HadioFS: Improve the Performance of HDFS by Off-loading I/O to ADIOS
Type of Degreethesis
MetadataShow full item record
Hadoop Distributed File System (HDFS) is the underlying storage for the whole Hadoop stack, which includes MapReduce, HBase, Hive, Pig, etc. Because of its robustness and portability, HDFS has been widely adopted, often without using the accompanying subsystems. However, as a user-level distributed filesystem designed for portability and implemented in Java, HDFS assumes the standard POSIX I/O interfaces to access disk, which makes it difficult to take most of the platform-specific performance-enhancing features and high performance I/O techniques that have already been very mature and popular in HPC community, such as data staging, asynchronous I/O and collective I/O, because of their incompatibility to POSIX. Although it is feasible to re-implement the disk access functions inside HDFS to exploit the advanced features and techniques, such modification of HDFS can be time-consuming and error-prone. In this paper, we propose a new framework HadioFS to enhance HDFS with Adaptive I/O System (ADIOS), support many different I/O methods and enable the upper application to select optimal I/O routines for a particular platform without source code modification and re-compilation.
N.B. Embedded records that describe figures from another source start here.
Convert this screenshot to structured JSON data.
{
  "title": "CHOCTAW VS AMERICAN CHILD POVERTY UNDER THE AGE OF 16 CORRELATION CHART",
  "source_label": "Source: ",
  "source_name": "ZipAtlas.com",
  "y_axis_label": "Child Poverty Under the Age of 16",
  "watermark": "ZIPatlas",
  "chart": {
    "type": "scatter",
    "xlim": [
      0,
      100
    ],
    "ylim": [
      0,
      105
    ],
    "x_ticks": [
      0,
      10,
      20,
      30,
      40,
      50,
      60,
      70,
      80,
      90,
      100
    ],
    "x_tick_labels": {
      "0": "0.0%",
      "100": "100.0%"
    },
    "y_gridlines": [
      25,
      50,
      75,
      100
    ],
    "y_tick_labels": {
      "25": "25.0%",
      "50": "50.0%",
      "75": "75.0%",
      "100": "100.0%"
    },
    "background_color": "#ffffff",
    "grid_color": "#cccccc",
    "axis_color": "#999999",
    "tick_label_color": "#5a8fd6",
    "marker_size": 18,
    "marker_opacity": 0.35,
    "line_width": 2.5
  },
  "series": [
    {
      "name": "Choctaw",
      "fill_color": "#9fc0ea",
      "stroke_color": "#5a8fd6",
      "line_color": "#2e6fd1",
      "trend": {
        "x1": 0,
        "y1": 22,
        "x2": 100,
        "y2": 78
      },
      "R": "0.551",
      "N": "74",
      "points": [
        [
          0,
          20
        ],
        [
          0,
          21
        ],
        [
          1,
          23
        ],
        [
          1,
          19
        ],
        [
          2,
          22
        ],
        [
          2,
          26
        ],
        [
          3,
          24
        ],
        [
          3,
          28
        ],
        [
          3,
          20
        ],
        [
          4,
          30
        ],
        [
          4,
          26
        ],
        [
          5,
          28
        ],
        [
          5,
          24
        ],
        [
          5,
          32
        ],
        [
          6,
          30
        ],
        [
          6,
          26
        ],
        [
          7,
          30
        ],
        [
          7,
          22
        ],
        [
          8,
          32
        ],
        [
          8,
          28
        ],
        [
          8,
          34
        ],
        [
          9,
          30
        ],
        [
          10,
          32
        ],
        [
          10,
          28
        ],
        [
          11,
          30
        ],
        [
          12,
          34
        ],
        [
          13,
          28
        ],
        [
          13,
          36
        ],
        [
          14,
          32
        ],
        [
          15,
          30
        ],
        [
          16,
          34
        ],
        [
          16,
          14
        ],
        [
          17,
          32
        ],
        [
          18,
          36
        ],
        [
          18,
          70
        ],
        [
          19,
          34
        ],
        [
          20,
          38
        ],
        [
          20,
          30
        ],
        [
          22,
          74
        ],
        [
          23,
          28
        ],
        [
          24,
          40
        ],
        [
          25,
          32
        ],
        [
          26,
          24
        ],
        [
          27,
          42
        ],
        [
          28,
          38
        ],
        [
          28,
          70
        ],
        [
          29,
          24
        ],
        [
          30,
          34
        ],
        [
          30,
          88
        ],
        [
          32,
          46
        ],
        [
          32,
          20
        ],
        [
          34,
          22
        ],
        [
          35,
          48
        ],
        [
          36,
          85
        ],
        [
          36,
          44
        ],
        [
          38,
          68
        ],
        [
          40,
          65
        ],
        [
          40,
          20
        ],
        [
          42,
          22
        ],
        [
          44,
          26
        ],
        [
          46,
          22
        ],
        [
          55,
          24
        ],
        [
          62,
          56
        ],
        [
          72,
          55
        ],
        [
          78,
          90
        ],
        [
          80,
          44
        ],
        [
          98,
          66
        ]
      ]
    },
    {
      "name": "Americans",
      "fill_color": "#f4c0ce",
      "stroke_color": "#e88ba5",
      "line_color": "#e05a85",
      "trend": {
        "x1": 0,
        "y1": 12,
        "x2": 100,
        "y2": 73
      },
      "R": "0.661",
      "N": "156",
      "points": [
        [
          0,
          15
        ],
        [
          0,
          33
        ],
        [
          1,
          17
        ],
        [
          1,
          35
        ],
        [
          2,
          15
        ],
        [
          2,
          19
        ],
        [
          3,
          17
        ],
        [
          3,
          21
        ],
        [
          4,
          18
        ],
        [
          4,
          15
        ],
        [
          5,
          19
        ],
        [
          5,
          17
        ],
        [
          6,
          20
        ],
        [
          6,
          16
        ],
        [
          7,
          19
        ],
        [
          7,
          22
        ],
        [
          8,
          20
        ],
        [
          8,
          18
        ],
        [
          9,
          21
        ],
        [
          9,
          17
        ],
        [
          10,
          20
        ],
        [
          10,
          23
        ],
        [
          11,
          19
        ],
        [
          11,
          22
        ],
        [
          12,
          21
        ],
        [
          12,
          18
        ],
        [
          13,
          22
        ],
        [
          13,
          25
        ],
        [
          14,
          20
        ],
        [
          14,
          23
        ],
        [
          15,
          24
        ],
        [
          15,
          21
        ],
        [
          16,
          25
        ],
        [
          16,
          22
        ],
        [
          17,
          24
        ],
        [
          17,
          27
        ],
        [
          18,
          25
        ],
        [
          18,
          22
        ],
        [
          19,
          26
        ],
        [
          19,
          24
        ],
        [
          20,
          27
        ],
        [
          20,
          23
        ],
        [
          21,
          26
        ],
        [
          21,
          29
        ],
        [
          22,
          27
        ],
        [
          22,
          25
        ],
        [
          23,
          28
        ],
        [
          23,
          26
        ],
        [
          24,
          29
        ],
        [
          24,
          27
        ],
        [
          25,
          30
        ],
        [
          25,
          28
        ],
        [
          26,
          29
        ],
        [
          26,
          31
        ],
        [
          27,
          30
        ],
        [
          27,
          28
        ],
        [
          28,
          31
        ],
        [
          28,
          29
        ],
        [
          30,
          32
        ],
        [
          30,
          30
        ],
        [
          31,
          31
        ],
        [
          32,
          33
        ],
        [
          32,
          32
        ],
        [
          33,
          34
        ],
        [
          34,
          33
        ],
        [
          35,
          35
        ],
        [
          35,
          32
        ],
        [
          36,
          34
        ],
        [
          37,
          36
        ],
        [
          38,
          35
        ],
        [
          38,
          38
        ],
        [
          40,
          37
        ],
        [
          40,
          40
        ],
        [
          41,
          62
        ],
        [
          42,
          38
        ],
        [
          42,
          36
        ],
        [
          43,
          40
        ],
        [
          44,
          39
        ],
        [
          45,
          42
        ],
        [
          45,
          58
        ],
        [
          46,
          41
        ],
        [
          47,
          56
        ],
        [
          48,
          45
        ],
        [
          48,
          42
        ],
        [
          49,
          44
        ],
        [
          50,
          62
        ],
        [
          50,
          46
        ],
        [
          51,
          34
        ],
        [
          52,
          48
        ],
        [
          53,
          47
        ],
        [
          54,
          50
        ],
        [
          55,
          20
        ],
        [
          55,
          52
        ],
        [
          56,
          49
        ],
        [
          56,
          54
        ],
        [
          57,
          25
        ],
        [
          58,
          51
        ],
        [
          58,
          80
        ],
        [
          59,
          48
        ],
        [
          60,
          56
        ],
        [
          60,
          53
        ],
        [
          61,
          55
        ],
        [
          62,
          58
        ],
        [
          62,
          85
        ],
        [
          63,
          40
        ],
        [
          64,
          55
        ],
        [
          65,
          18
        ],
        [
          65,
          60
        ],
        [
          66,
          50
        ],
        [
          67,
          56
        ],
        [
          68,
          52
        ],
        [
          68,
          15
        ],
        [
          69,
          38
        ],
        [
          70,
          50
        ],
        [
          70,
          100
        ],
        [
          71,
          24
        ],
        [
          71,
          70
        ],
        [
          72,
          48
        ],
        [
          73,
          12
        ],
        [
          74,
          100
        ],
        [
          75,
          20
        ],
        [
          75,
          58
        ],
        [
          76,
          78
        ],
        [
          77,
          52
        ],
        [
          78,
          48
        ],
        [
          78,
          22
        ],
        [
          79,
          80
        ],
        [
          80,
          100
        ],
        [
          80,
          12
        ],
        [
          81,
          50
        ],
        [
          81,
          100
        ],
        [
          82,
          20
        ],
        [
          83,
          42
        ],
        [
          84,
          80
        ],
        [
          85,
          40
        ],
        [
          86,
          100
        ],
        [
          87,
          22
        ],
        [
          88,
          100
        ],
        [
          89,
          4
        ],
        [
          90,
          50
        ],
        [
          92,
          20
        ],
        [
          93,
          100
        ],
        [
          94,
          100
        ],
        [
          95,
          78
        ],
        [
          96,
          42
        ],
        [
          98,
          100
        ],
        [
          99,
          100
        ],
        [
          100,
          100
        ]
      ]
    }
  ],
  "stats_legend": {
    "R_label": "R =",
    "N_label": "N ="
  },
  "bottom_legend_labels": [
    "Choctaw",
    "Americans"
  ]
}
Specifically, we first customize ADIOS into a chunk-based storage system so that the semantics of its APIs can fit the requirement of HDFS easily; then we utilize Java Native Interface (JNI) to bridge HDFS and the tailored ADIOS together. We use different I/O patterns to compare HadioFS and the original HDFS, and the experimental results show the feasibility and benefits of the design. We also shed light on the performance of HadioFS using different I/O techniques. To the best of our knowledge, this is the first attempt to leverage ADIOS to enrich the functionality of HDFS.